La Communauté économique et monétaire de l'Afrique centrale (CEMAC) prévoit une croissance économique de 3,4 % pour l'exercice 2026, selon les dernières projections publiées par les institutions régionales. Cette dynamique est principalement soutenue par le secteur non pétrolier, qui confirme sa montée en puissance dans la structure productive des six pays membres : Cameroun, Centrafrique, Congo, Gabon, Guinée équatoriale et Tchad. L'agriculture, le BTP, l'énergie et l'agro-industrie se distinguent comme les principaux moteurs de cette reprise économique élargie.
La diversification, nouvelle boussole économique de la zone
Après des années de dépendance excessive aux revenus pétroliers, les États membres de la CEMAC accentuent leurs efforts de diversification sectorielle. Les programmes d'import-substitution génèrent des opportunités nouvelles pour les industries locales de transformation, notamment dans les filières cacao, bois, palmier à huile et coton. Plusieurs grands projets d'infrastructure sont également en cours : centrales hydroélectriques, routes de désenclavement et zones économiques spéciales qui attirent des capitaux étrangers en provenance d'Asie et du Moyen-Orient. Le secteur énergétique, en particulier, bénéficie d'investissements majeurs pour résorber les déficits d'électricité chroniques.
Le pétrole reste un soutien mais non le seul pilier
Les cours des hydrocarbures exportés par la zone CEMAC ont progressé au premier trimestre 2026, soutenus par les tensions géopolitiques mondiales et la demande asiatique. Cependant, les analystes soulignent que cette contribution ne doit pas masquer la nécessité de continuer à bâtir des économies plus résilientes. Le Gabon notamment, qui voit sa production pétrolière décliner structurellement, investit dans le secteur minier et le tourisme comme relais de croissance. La Guinée équatoriale, de son côté, accélère ses projets de gaz naturel liquéfié (GNL) pour allonger la durée de vie de ses ressources extractives.

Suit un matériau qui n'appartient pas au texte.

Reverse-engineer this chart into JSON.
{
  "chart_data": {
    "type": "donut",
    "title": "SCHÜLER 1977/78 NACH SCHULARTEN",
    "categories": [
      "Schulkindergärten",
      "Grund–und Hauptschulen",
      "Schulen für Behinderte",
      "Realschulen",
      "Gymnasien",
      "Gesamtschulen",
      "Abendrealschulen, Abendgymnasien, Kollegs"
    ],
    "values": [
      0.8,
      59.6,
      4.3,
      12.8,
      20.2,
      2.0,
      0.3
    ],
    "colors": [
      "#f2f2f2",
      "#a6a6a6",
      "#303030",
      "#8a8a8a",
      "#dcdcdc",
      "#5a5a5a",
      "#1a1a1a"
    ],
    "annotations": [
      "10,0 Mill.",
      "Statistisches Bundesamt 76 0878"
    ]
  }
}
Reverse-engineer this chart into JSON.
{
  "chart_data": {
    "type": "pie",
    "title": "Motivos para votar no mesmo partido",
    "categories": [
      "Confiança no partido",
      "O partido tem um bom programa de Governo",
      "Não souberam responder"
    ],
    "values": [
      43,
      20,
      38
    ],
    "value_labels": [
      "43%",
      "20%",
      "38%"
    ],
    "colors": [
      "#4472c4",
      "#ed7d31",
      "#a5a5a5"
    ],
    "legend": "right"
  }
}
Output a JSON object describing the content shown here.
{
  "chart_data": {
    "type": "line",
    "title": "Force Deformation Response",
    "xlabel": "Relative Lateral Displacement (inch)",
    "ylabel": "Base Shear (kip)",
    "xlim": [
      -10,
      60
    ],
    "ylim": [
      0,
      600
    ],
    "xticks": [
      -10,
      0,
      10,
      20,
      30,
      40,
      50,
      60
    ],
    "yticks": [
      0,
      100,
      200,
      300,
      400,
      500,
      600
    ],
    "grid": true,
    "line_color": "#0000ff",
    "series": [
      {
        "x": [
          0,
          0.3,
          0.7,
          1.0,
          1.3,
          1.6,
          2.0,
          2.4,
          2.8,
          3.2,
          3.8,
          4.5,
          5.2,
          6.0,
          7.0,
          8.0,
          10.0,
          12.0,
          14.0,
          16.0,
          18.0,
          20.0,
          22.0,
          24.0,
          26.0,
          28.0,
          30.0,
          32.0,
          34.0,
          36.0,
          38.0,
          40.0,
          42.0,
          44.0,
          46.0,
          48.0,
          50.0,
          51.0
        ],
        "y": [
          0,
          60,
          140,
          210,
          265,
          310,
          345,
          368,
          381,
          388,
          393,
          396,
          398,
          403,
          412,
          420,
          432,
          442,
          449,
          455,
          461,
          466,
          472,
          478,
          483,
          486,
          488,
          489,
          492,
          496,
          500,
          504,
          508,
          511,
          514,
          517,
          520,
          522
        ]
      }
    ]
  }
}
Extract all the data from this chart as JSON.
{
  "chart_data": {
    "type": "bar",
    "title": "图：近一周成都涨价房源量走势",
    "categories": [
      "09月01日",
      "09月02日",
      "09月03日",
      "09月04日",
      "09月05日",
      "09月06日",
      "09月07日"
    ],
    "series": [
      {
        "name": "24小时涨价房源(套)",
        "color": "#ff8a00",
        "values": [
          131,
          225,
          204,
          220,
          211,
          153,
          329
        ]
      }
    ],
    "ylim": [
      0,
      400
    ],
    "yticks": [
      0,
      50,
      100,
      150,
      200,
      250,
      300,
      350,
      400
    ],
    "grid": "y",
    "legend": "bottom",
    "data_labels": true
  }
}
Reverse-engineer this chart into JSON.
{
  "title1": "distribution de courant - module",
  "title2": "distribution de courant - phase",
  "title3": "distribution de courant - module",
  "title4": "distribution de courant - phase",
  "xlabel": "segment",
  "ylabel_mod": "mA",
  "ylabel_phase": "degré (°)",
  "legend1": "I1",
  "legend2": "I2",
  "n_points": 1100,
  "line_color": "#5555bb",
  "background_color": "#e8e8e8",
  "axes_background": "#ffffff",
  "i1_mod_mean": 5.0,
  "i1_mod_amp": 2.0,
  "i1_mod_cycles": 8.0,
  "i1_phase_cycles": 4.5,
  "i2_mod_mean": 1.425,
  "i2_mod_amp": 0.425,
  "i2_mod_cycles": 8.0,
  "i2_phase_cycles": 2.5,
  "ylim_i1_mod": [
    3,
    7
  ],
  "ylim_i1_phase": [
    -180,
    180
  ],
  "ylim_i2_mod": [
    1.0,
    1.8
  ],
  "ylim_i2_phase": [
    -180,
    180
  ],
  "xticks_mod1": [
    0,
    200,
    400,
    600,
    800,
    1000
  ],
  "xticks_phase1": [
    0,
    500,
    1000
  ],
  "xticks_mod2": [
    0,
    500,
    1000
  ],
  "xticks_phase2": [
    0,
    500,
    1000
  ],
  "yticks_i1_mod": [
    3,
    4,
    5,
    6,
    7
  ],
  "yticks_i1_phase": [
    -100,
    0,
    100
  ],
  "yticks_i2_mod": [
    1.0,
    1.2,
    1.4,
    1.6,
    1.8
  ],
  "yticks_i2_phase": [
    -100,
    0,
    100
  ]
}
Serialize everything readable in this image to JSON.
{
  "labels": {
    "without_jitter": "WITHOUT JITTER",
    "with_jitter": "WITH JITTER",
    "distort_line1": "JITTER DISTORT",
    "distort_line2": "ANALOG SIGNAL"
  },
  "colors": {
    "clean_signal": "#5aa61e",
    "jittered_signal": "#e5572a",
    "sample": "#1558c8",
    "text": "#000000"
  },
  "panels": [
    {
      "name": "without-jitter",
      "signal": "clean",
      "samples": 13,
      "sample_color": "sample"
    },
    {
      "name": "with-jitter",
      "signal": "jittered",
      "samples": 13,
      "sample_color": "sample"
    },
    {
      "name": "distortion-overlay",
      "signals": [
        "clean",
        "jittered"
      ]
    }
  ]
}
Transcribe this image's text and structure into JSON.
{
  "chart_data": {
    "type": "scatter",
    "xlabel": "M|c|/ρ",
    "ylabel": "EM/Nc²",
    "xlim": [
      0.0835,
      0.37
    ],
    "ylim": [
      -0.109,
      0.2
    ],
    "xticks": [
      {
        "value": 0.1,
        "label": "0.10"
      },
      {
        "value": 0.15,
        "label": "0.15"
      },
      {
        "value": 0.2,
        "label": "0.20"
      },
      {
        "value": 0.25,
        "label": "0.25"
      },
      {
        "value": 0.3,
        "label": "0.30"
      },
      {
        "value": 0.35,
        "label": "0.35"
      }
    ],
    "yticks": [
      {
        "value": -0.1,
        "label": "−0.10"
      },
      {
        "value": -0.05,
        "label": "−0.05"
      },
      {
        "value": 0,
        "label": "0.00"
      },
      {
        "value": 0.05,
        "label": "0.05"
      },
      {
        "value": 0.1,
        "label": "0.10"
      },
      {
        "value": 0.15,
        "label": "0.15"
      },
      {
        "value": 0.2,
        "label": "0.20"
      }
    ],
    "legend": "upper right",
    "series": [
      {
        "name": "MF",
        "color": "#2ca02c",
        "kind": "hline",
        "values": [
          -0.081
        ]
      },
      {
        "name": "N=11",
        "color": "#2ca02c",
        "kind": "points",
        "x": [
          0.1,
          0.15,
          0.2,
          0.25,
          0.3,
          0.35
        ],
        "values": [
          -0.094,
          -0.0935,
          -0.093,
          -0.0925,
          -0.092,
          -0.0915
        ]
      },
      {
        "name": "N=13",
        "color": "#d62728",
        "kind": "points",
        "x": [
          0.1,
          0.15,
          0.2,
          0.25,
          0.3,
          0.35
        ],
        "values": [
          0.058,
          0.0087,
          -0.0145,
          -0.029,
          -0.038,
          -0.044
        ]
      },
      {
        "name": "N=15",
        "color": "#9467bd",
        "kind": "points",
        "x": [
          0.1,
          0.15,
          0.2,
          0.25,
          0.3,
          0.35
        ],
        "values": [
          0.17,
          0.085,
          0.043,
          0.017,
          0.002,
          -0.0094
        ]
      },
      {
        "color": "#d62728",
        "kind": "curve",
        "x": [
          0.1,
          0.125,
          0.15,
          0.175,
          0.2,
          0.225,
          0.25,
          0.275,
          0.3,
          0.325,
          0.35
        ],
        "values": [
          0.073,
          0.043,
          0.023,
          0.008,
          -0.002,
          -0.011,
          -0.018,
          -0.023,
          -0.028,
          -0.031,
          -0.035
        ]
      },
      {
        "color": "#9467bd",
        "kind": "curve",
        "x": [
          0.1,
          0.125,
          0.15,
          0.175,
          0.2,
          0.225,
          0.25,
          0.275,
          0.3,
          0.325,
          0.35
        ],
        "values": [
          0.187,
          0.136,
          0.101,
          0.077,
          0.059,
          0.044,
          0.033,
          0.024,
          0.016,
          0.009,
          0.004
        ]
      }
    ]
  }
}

Des fragilités macréonomiques qui appellent à la prudence
Malgré ces perspectives encourageantes, les institutions de la CEMAC mettent en garde : la situation macréonomique de la zone reste fragile, ne reposant pas encore sur des fondamentaux solides. L'accumulation de déficits budgétaires, la faiblesse des réserves de change et les tensions liées au service de la dette extérieure constituent des vulnérabilités significatives. Le renforcement des systèmes fiscaux, la lutte contre l'évasion fiscale et l'amélioration du climat des affaires restent des conditions sine qua non à une croissance plus inclusive et plus durable dans la sous-région.